Complicity Among Nations: Detention of Peruvians and Other Latin Americans of Japanese Background by the United States in World War II Internment Camps
Matt Adams, OWHR Institute-Quebec Advisory Staff and Legal Director Northwest Immigrant Rights Project, Seattle, USA
The United States’ employment of internment camps to arbitrarily separate and detain a racially targeted group during World War II provides many important lessons on how critical it is to safeguard civil and human rights of minority groups, especially in times of war or threats to national security. Yet one of these important lessons is that countries often conspire together to target disfavoured groups in order to advance political agendas quite apart from any perceived security threat. During World War II, the United States not only targeted Japanese Americans and Japanese residents living in the United States, but also ultimately conspired with Peru and other Latin American countries to kidnap over two thousand persons of Japanese descent and transport them to internment camps in the United States. Over 800 were later sent to Japan as part of a deal to exchange prisoners. Another thousand were subsequently deported to Japan after the war, when their Latin American countries refused to take them back. The historical lessons from the World War II internment camps must now be emphasized to avoid similar violations as countries collude against Muslims and other targeted groups in the name of national security.

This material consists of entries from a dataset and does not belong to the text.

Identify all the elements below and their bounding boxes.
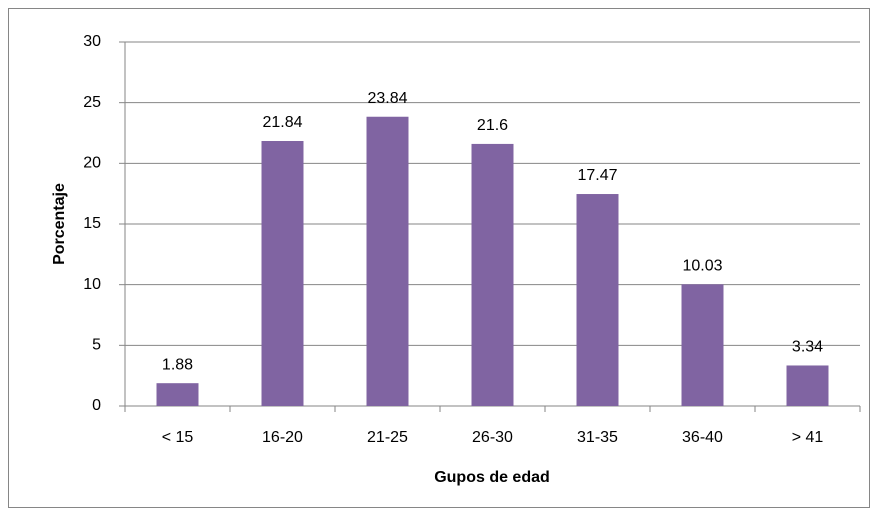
data-label: 23.84 (367, 90, 407, 107)
x-tick-label: 36-40 (682, 429, 723, 446)
y-axis-title: Porcentaje (51, 183, 68, 265)
bar (366, 116, 409, 406)
data-label: 1.88 (162, 356, 193, 373)
x-axis-title: Gupos de edad (434, 469, 550, 486)
x-tick-label: 31-35 (577, 429, 618, 446)
bar (681, 284, 724, 406)
data-label: 17.47 (577, 167, 617, 184)
x-tick-label: 21-25 (367, 429, 408, 446)
data-label: 3.34 (792, 339, 823, 356)
data-label: 21.84 (262, 114, 302, 131)
bar (261, 141, 304, 406)
bar (786, 365, 829, 406)
x-tick-label: 26-30 (472, 429, 513, 446)
data-label: 10.03 (682, 258, 722, 275)
bar (471, 143, 514, 407)
x-tick-label: > 41 (792, 429, 824, 446)
y-tick-label: 25 (83, 94, 101, 111)
chart-border (8, 8, 870, 508)
x-tick-label: < 15 (162, 429, 194, 446)
x-tick-label: 16-20 (262, 429, 303, 446)
y-tick-label: 0 (92, 397, 101, 414)
y-tick-label: 15 (83, 215, 101, 232)
y-tick-label: 10 (83, 276, 101, 293)
bar (156, 383, 199, 406)
y-tick-label: 30 (83, 33, 101, 50)
y-tick-label: 5 (92, 337, 101, 354)
data-label: 21.6 (477, 117, 508, 134)
y-tick-label: 20 (83, 155, 101, 172)
bar (576, 194, 619, 406)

Predictive Policing in Times of Crisis: Observations from Japanese Internment to Black Lives Matter
Omar Ahmed Farah, Senior Attorney, The Center for Constitutional Rights, New York City
The incarceration of Japanese Americans during World War II is among the more explicit attempts by the United States to respond to a national crisis by embracing a law enforcement paradigm that attempts to predict unlawfulness from one that punishes illegal conduct after the fact. Though now there is broad condemnation of Japanese incarceration, this is mostly because mass preventative detention is perceived as too blunt an approach; predictive policing, however, remains very much in favour. New crises – real or imagined – lend support to the notion that predictive policing is preferable, even essential to the health of the state. That perceived security imperative renders the costs to targeted communities either negotiable or altogether invisible. This presentation will explore current models of predictive policing from “stop-and-frisk” practices common in major US cities, to the criminalization of Black-led political speech against police violence, to Guantánamo, and other post-9/11 surveillance and counterterror policies. In weighing the supposed security benefits against the privacy, liberty, and dignitary costs of predicative policing – invariably borne by communities of colour – this presentation will consider whether the underlying purpose is in fact security or whether the purpose is repression.